In the short term, there is increasing interest in rubber foam products. Lightweight, open cell foamed rubber has a range of uses within the automotive sector. Silicone foam rubbers offering high compressibility, such as the MTI Leewood Magnifoam and MagniCell products, lend themselves to sound attenuation and vibration reduction. Materials such as Thermoplastic Polyurethane (TPU) serve to bridge the gap between plastics and rubber. Huntsman, for example, offers a wide range of soft elastic TPUs suitable for high-temperature applications, while the company’s Advanced Materials Division has developed resin transfer moulding processes that allow the production of complex composite parts in a single process to high degrees of accuracy.
Alternative challenges
At least one recent study has identified the use of alternative power sources as a major challenge to the rubber industry, suggesting that these developments are likely to offer less, rather than more, potential for the use of rubber because of the reduction of inherent vibration and the absence of traditional cooling systems. Whether future automotive power sources will open any new applications for rubber, only time will tell.
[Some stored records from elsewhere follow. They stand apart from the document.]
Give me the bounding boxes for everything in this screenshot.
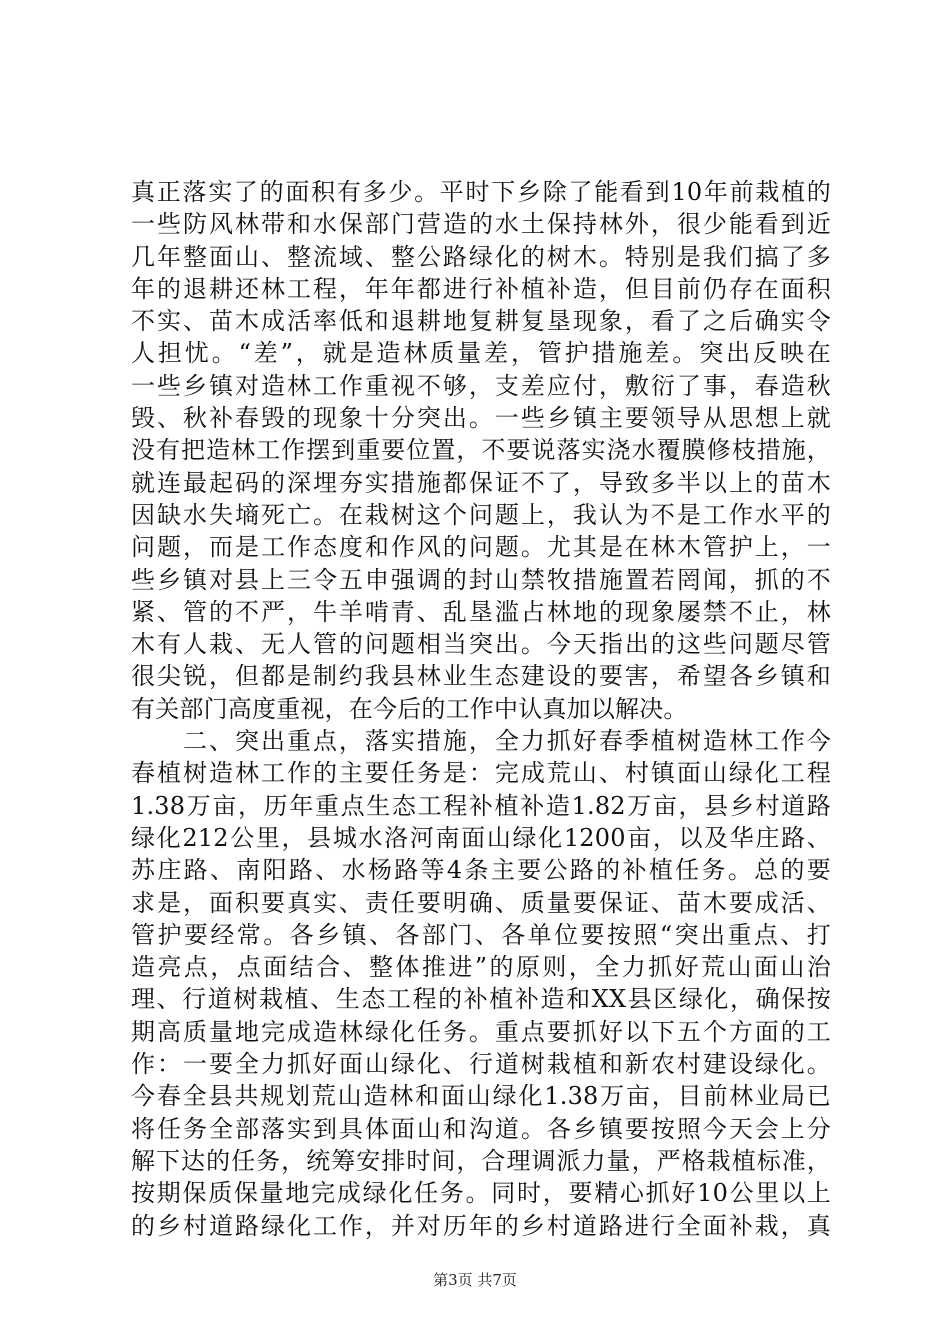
section-heading-line: 二、突出重点，落实措施，全力抓好春季植树造林工作今 <box>131 727 831 756</box>
text-line: 紧、管的不严，牛羊啃青、乱垦滥占林地的现象屡禁不止，林 <box>131 597 831 626</box>
text-line: 求是，面积要真实、责任要明确、质量要保证、苗木要成活、 <box>131 888 831 917</box>
text-line: 就连最起码的深埋夯实措施都保证不了，导致多半以上的苗木 <box>131 468 831 497</box>
body-text <box>131 176 831 1242</box>
text-line: 期高质量地完成造林绿化任务。重点要抓好以下五个方面的工 <box>131 1017 831 1046</box>
text-line: 管护要经常。各乡镇、各部门、各单位要按照“突出重点、打 <box>131 920 831 949</box>
text-line: 年的退耕还林工程，年年都进行补植补造，但目前仍存在面积 <box>131 274 831 303</box>
text-line: 1.38万亩，历年重点生态工程补植补造1.82万亩，县乡村道路 <box>131 791 831 820</box>
text-line: 没有把造林工作摆到重要位置，不要说落实浇水覆膜修枝措施， <box>131 436 831 465</box>
text-line: 木有人栽、无人管的问题相当突出。今天指出的这些问题尽管 <box>131 630 831 659</box>
page-number-footer: 第3页 共7页 <box>433 1271 517 1289</box>
text-line: 真正落实了的面积有多少。平时下乡除了能看到10年前栽植的 <box>131 178 831 206</box>
text-line: 问题，而是工作态度和作风的问题。尤其是在林木管护上，一 <box>131 533 831 562</box>
text-line: 人担忧。“差”，就是造林质量差，管护措施差。突出反映在 <box>131 339 831 368</box>
text-line: 不实、苗木成活率低和退耕地复耕复垦现象，看了之后确实令 <box>131 307 831 336</box>
text-line: 的乡村道路绿化工作，并对历年的乡村道路进行全面补栽，真 <box>131 1211 831 1240</box>
text-line: 将任务全部落实到具体面山和沟道。各乡镇要按照今天会上分 <box>131 1114 831 1143</box>
text-line: 解下达的任务，统筹安排时间，合理调派力量，严格栽植标准， <box>131 1146 831 1175</box>
text-line: 作：一要全力抓好面山绿化、行道树栽植和新农村建设绿化。 <box>131 1050 831 1079</box>
text-line: 今春全县共规划荒山造林和面山绿化1.38万亩，目前林业局已 <box>131 1082 831 1111</box>
text-line: 苏庄路、南阳路、水杨路等4条主要公路的补植任务。总的要 <box>131 856 831 885</box>
text-line: 很尖锐，但都是制约我县林业生态建设的要害，希望各乡镇和 <box>131 662 831 691</box>
text-line: 绿化212公里，县城水洛河南面山绿化1200亩，以及华庄路、 <box>131 823 831 852</box>
text-line: 些乡镇对县上三令五申强调的封山禁牧措施置若罔闻，抓的不 <box>131 565 831 594</box>
text-line: 理、行道树栽植、生态工程的补植补造和XX县区绿化，确保按 <box>131 985 831 1014</box>
text-line: 造亮点，点面结合、整体推进”的原则，全力抓好荒山面山治 <box>131 953 831 982</box>
text-line: 一些防风林带和水保部门营造的水土保持林外，很少能看到近 <box>131 210 831 239</box>
text-line: 毁、秋补春毁的现象十分突出。一些乡镇主要领导从思想上就 <box>131 404 831 433</box>
text-line: 按期保质保量地完成绿化任务。同时，要精心抓好10公里以上 <box>131 1179 831 1208</box>
text-line: 几年整面山、整流域、整公路绿化的树木。特别是我们搞了多 <box>131 242 831 271</box>
text-line: 一些乡镇对造林工作重视不够，支差应付，敷衍了事，春造秋 <box>131 371 831 400</box>
text-line: 因缺水失墒死亡。在栽树这个问题上，我认为不是工作水平的 <box>131 500 831 529</box>
text-line: 春植树造林工作的主要任务是：完成荒山、村镇面山绿化工程 <box>131 759 831 788</box>
paragraph-end-line: 有关部门高度重视，在今后的工作中认真加以解决。 <box>131 694 688 723</box>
If the complex interactions that form the environmental impact of particular material choices are one part of the equation, the challenges now become even more severe with unstable energy and raw material prices. The effect of rising energy costs have been severe, but the unstable nature of raw material costs have posed particular problems for the rubber industry.
The paradox is that in times of uncertainty, the inclination is always to choose familiar and traditional materials. Yet environmental and competitive pressures now mean that designers can no longer simply play it safe if they want to preserve market share and enhance product appeal. End users may remain indifferent and unaware of what materials are used in their vehicles, but technologists and designers are sure to be faced with ever more complex choices.